Agentivism: Rethinking Learning When AI Becomes an Agentic Teammate
Abstract
As generative AI evolves from reactive tools into proactive and agentic teammates, successful task performance can no longer be assumed to indicate learning. Learners may write, solve problems, inquire, and make decisions effectively with AI support while developing weaker independent understanding, judgment, or transferable capability. This keynote introduces Agentivism, a learning theory for human-AI interaction that distinguishes assisted performance from durable human capability. Agentivism argues that learning occurs when learners selectively delegate tasks to AI, monitor and verify AI contributions, reconstruct AI-assisted outputs into their own understanding, and demonstrate transfer under reduced support. The talk will also draw on empirical evidence from CoLearn, a program of studies on implicit human-AI collaboration in analytical, creative, and ethical group tasks, to show how AI personas can shape group dynamics, discourse quality, psychological safety, and individual learning outcomes even when participants do not explicitly recognize AI involvement.
Short Bio
Dr. Lixiang Yan is an Assistant Professor at the Institute for Artificial Intelligence in Education, School of Education, Tsinghua University. His research lies at the intersection of artificial intelligence in education, learning analytics, educational technology, and human-AI interaction.
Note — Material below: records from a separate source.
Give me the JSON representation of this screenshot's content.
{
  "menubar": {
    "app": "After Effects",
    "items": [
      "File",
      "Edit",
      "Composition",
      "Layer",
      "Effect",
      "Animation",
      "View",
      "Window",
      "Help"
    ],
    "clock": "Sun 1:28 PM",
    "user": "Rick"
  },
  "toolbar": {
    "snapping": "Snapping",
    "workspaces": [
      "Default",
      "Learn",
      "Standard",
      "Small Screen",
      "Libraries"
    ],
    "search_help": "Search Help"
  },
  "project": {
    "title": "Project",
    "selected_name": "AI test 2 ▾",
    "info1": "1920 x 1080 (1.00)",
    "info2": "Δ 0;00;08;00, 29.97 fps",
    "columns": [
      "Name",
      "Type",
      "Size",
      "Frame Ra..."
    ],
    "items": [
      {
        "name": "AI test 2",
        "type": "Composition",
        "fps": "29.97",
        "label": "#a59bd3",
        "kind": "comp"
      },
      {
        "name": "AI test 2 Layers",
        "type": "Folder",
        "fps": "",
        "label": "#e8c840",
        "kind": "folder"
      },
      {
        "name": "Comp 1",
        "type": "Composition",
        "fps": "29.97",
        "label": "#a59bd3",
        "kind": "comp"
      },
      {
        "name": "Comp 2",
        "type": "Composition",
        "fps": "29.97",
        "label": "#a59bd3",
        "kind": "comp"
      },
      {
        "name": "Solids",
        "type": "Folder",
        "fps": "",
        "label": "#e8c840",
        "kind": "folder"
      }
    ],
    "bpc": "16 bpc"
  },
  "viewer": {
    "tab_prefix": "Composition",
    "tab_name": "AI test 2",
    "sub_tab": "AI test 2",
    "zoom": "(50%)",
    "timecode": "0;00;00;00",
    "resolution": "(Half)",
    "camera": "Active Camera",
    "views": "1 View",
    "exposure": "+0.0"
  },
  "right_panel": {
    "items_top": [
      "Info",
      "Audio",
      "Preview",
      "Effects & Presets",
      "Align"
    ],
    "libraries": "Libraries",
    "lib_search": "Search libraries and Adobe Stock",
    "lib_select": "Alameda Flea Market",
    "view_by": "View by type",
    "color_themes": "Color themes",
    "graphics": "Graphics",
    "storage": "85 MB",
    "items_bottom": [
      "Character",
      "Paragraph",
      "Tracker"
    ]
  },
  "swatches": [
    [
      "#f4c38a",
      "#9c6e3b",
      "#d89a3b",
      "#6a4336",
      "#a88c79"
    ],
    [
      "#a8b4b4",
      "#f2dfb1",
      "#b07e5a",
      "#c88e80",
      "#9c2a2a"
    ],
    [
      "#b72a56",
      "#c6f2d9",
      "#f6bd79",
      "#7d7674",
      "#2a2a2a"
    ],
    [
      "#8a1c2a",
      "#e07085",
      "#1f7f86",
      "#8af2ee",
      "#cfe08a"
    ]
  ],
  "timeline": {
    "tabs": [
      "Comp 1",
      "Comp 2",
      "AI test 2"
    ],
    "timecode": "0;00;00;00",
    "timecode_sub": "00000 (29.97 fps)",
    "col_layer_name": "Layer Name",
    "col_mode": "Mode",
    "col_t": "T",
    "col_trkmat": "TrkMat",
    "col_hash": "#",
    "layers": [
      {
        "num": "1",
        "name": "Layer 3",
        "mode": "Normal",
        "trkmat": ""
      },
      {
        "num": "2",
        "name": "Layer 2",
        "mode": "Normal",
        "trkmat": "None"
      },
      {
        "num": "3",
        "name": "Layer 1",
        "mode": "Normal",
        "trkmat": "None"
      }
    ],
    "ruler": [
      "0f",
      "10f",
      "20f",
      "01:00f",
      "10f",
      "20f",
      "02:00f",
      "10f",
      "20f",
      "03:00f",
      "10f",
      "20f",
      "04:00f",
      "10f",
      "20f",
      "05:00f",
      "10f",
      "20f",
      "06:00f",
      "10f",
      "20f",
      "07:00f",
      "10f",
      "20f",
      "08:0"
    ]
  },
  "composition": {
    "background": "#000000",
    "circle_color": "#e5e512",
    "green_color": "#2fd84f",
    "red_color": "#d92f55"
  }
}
His work examines how advanced computational and data-driven approaches can be used to understand and enhance human learning, with a particular focus on multimodal learning analytics, generative AI in education, human-AI collaboration, and educational AI agents. He has published in leading venues including Nature Human Behaviour, Nature Reviews Psychology, Computers & Education, and the British Journal of Educational Technology. He was selected for China's National High-Level Young Talent Program in recognition of his work on multimodal learning analytics and generative AI in education.